Kepala Desa Klinting Sudir mengapresiasi pemilihan pohon kelapa dalam kegiatan tersebut. Menurut Sudir, penanaman pohon tidak hanya berkaitan dengan penghijauan, tetapi juga mempertimbangkan kebutuhan umat Hindu di sekitar pura.
“Saya sangat senang dengan gerakan kebersihan pura untuk menjaga keasrian pura dan gerakan penanaman pohon di lingkungan pura, apalagi pohon kelapa. Saya tahu umat Hindu menggunakan kelapa sebagai sarana sembahyang. Pohon kelapa ini sangat bermanfaat dan memberikan berkah bagi anak cucu kita nanti,” ujar Sudir.

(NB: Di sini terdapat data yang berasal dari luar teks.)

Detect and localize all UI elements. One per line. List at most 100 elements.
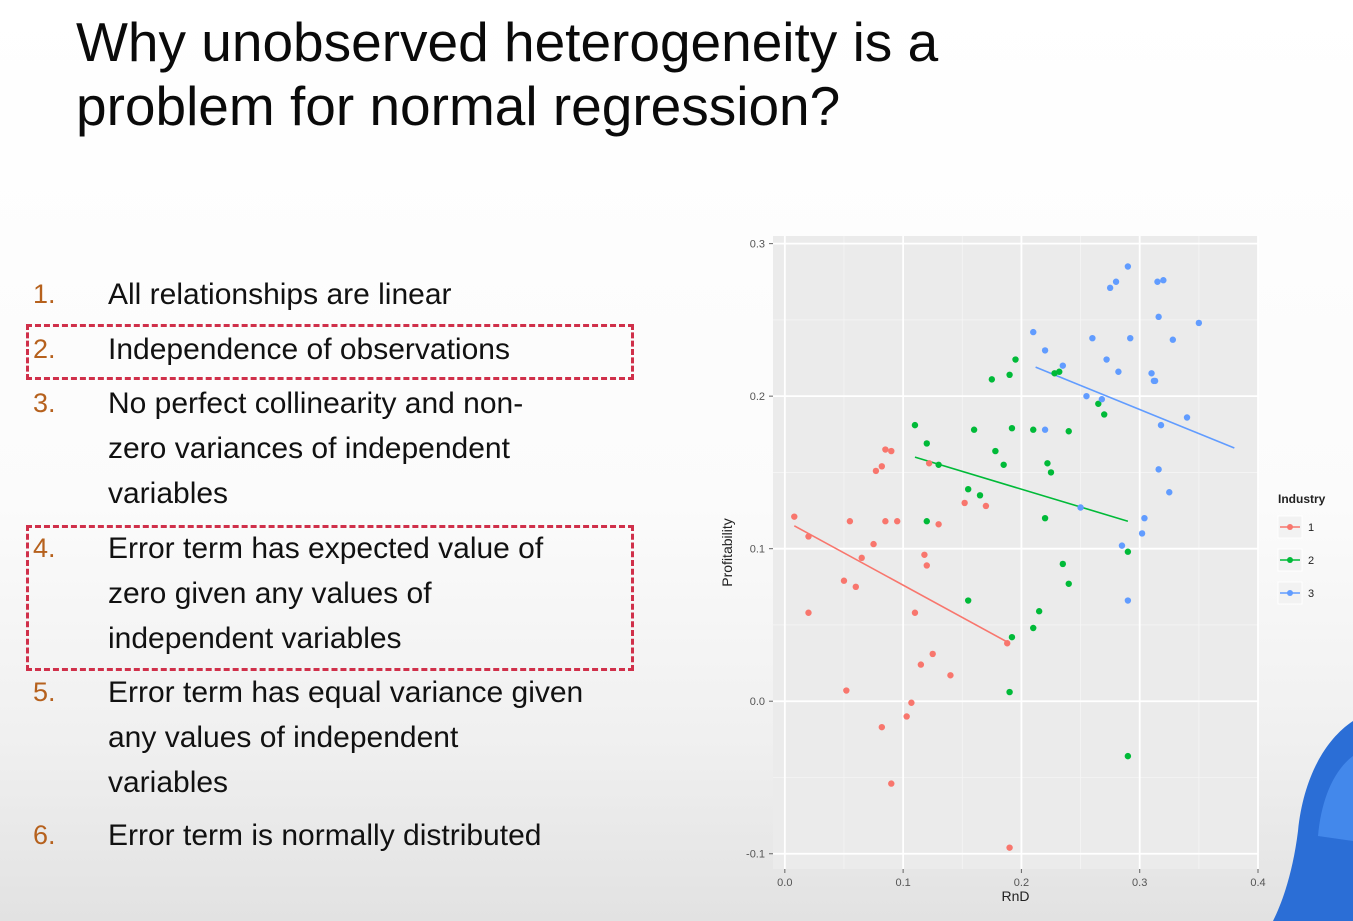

Selain penanaman pohon, pelepasan 10 ekor burung menjadi bagian dari upaya menumbuhkan kesadaran untuk menjaga kehidupan dan kelestarian satwa. Aksi tersebut melengkapi gerakan kebersihan pura dengan langkah nyata yang menyentuh lingkungan secara lebih luas.
Melalui kegiatan ini, lingkungan pura ditempatkan tidak hanya sebagai ruang suci untuk persembahyangan, tetapi juga sebagai ruang untuk menumbuhkan tanggung jawab terhadap alam. Kebersihan, penghijauan, dan kepedulian terhadap satwa menjadi satu rangkaian tindakan yang saling melengkapi.
Pengabdian di Pura Pedaleman Giri Kendeng juga menjadi bagian dari upaya STAHN Jawa Dwipa untuk hadir lebih dekat dengan umat Hindu di Jawa. Sebagai perguruan tinggi Hindu negeri, kampus tersebut mendorong kegiatan pengabdian yang tidak berhenti pada aktivitas akademik, tetapi memberi manfaat langsung bagi umat dan lingkungan.
Dari tiga pohon kelapa yang ditanam hingga 10 burung yang dilepas, kegiatan ini membawa pesan sederhana bahwa kepedulian terhadap alam dapat dimulai dari lingkungan tempat suci dan diteruskan sebagai kebiasaan bersama.